The Lonely Villa | |
Director: | D. W. Griffith |
Starring: | David Miles |
Cinematography: | G. W. Bitzer Arthur Marvin |
Distributor: | Biograph Company |
Runtime: | 12 minutes |
Country: | United States |
Language: | Silent (English intertitles) |
The Lonely Villa is a 1909 American short silent crime drama film directed by D. W. Griffith. The film stars David Miles, Marion Leonard and Mary Pickford in one of her first film roles. It is based on the 1901 French play Au Téléphone (At the Telephone) by André de Lorde.[1] A print of The Lonely Villa survives and is currently in the public domain.[2] The Lonely Villa was produced by the Biograph Company and shot in Fort Lee, New Jersey.[3] [4] It was released on June 10, 1909, along with another D.W. Griffith split-reel film, A New Trick.[2]
A group of criminals wait until a wealthy man leaves to break into his house and threaten his wife and daughters.
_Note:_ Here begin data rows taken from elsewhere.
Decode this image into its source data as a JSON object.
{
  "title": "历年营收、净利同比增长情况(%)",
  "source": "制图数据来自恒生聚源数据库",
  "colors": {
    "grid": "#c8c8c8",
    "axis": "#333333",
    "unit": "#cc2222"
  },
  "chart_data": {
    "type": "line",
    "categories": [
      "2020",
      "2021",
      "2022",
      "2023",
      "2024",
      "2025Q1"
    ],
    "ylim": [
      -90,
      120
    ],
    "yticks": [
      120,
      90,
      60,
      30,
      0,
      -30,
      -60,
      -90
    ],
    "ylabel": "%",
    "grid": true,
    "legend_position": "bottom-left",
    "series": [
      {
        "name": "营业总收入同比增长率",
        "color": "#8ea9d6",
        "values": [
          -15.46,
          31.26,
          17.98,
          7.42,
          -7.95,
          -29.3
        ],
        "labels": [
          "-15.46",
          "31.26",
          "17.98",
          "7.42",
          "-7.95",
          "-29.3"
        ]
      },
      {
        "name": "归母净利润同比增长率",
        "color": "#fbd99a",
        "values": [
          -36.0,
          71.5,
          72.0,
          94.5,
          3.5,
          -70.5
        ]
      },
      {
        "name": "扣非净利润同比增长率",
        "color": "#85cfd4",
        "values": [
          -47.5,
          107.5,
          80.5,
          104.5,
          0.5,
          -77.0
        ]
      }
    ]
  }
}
The wife and daughters take refuge inside one of the rooms, but the thieves break in. The father finds out what is happening and runs back home to try to save his family.
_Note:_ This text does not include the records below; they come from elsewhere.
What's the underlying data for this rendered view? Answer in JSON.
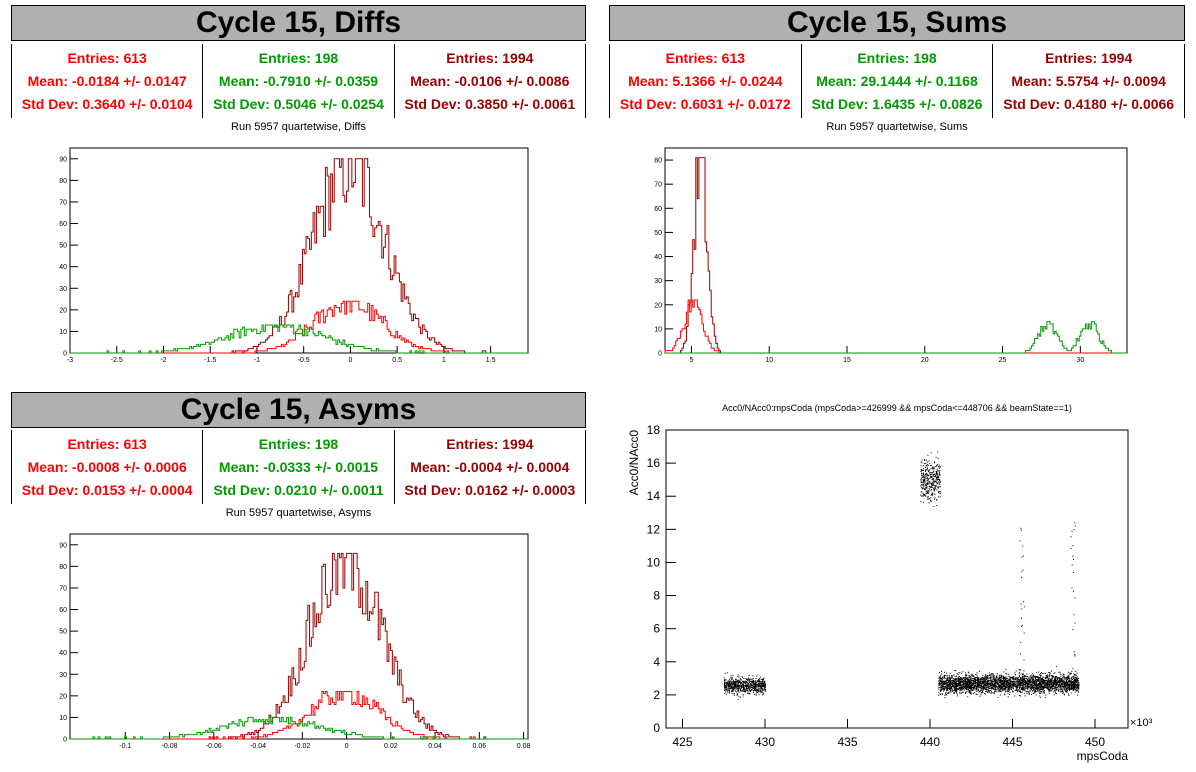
{
  "panels": {
    "diffs": {
      "title": "Cycle 15, Diffs",
      "subtitle": "Run 5957 quartetwise, Diffs",
      "stats": [
        {
          "entries": "Entries: 613",
          "mean": "Mean: -0.0184 +/- 0.0147",
          "std": "Std Dev: 0.3640 +/- 0.0104",
          "color": "#ff0000"
        },
        {
          "entries": "Entries: 198",
          "mean": "Mean: -0.7910 +/- 0.0359",
          "std": "Std Dev: 0.5046 +/- 0.0254",
          "color": "#009900"
        },
        {
          "entries": "Entries: 1994",
          "mean": "Mean: -0.0106 +/- 0.0086",
          "std": "Std Dev: 0.3850 +/- 0.0061",
          "color": "#990000"
        }
      ]
    },
    "sums": {
      "title": "Cycle 15, Sums",
      "subtitle": "Run 5957 quartetwise, Sums",
      "stats": [
        {
          "entries": "Entries: 613",
          "mean": "Mean: 5.1366 +/- 0.0244",
          "std": "Std Dev: 0.6031 +/- 0.0172",
          "color": "#ff0000"
        },
        {
          "entries": "Entries: 198",
          "mean": "Mean: 29.1444 +/- 0.1168",
          "std": "Std Dev: 1.6435 +/- 0.0826",
          "color": "#009900"
        },
        {
          "entries": "Entries: 1994",
          "mean": "Mean: 5.5754 +/- 0.0094",
          "std": "Std Dev: 0.4180 +/- 0.0066",
          "color": "#990000"
        }
      ]
    },
    "asyms": {
      "title": "Cycle 15, Asyms",
      "subtitle": "Run 5957 quartetwise, Asyms",
      "stats": [
        {
          "entries": "Entries: 613",
          "mean": "Mean: -0.0008 +/- 0.0006",
          "std": "Std Dev: 0.0153 +/- 0.0004",
          "color": "#ff0000"
        },
        {
          "entries": "Entries: 198",
          "mean": "Mean: -0.0333 +/- 0.0015",
          "std": "Std Dev: 0.0210 +/- 0.0011",
          "color": "#009900"
        },
        {
          "entries": "Entries: 1994",
          "mean": "Mean: -0.0004 +/- 0.0004",
          "std": "Std Dev: 0.0162 +/- 0.0003",
          "color": "#990000"
        }
      ]
    },
    "scatter": {
      "title": "Acc0/NAcc0:mpsCoda (mpsCoda>=426999 && mpsCoda<=448706 && beamState==1)"
    }
  },
  "chart_data": [
    {
      "type": "histogram",
      "name": "diffs",
      "xlim": [
        -3,
        1.9
      ],
      "ylim": [
        0,
        95
      ],
      "xticks": [
        -3,
        -2.5,
        -2,
        -1.5,
        -1,
        -0.5,
        0,
        0.5,
        1,
        1.5
      ],
      "xtick_labels": [
        "-3",
        "-2.5",
        "-2",
        "-1.5",
        "-1",
        "-0.5",
        "0",
        "0.5",
        "1",
        "1.5"
      ],
      "yticks": [
        0,
        10,
        20,
        30,
        40,
        50,
        60,
        70,
        80,
        90
      ],
      "series": [
        {
          "color": "#990000",
          "mean": -0.0106,
          "std": 0.385,
          "peak": 90
        },
        {
          "color": "#ff0000",
          "mean": -0.0184,
          "std": 0.364,
          "peak": 24
        },
        {
          "color": "#009900",
          "mean": -0.791,
          "std": 0.5046,
          "peak": 13
        }
      ]
    },
    {
      "type": "histogram",
      "name": "sums",
      "xlim": [
        3.3,
        33
      ],
      "ylim": [
        0,
        85
      ],
      "xticks": [
        5,
        10,
        15,
        20,
        25,
        30
      ],
      "xtick_labels": [
        "5",
        "10",
        "15",
        "20",
        "25",
        "30"
      ],
      "yticks": [
        0,
        10,
        20,
        30,
        40,
        50,
        60,
        70,
        80
      ],
      "series": [
        {
          "color": "#990000",
          "mean": 5.5754,
          "std": 0.418,
          "peak": 81
        },
        {
          "color": "#ff0000",
          "mean": 5.1366,
          "std": 0.6031,
          "peak": 22
        },
        {
          "color": "#009900",
          "mean": 29.1444,
          "std": 1.6435,
          "peak": 13,
          "bimodal": [
            27.9,
            30.6
          ]
        }
      ]
    },
    {
      "type": "histogram",
      "name": "asyms",
      "xlim": [
        -0.125,
        0.082
      ],
      "ylim": [
        0,
        95
      ],
      "xticks": [
        -0.1,
        -0.08,
        -0.06,
        -0.04,
        -0.02,
        0,
        0.02,
        0.04,
        0.06,
        0.08
      ],
      "xtick_labels": [
        "-0.1",
        "-0.08",
        "-0.06",
        "-0.04",
        "-0.02",
        "0",
        "0.02",
        "0.04",
        "0.06",
        "0.08"
      ],
      "yticks": [
        0,
        10,
        20,
        30,
        40,
        50,
        60,
        70,
        80,
        90
      ],
      "series": [
        {
          "color": "#990000",
          "mean": -0.0004,
          "std": 0.0162,
          "peak": 86
        },
        {
          "color": "#ff0000",
          "mean": -0.0008,
          "std": 0.0153,
          "peak": 22
        },
        {
          "color": "#009900",
          "mean": -0.0333,
          "std": 0.021,
          "peak": 10
        }
      ]
    },
    {
      "type": "scatter",
      "name": "acc0-vs-mpscoda",
      "xlabel": "mpsCoda",
      "ylabel": "Acc0/NAcc0",
      "x_multiplier_label": "×10³",
      "xlim": [
        424,
        452
      ],
      "ylim": [
        0,
        18
      ],
      "xticks": [
        425,
        430,
        435,
        440,
        445,
        450
      ],
      "xtick_labels": [
        "425",
        "430",
        "435",
        "440",
        "445",
        "450"
      ],
      "yticks": [
        0,
        2,
        4,
        6,
        8,
        10,
        12,
        14,
        16,
        18
      ],
      "ytick_labels": [
        "0",
        "2",
        "4",
        "6",
        "8",
        "10",
        "12",
        "14",
        "16",
        "18"
      ],
      "clusters": [
        {
          "x": [
            427.5,
            430.0
          ],
          "y_center": 2.6,
          "y_spread": 0.45,
          "n": 700
        },
        {
          "x": [
            439.4,
            440.6
          ],
          "y_center": 15.0,
          "y_spread": 1.2,
          "n": 350
        },
        {
          "x": [
            440.5,
            449.0
          ],
          "y_center": 2.7,
          "y_spread": 0.55,
          "n": 3200
        }
      ]
    }
  ]
}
The Lonely Villa is notable for one of the earliest applications of “cross-cutting in a peril-and-rescue sequence”, a cinematic method used to create suspense.
The film, 12-minutes in duration, includes a series of alternating shots depicting the mother desperately defending her children from intruders, with shots of the frantic father driving at high speed to reach his imperiled family. Griffith, by incrementally shortening the length of each cross-cut “heightened the excitement” of the event.[5]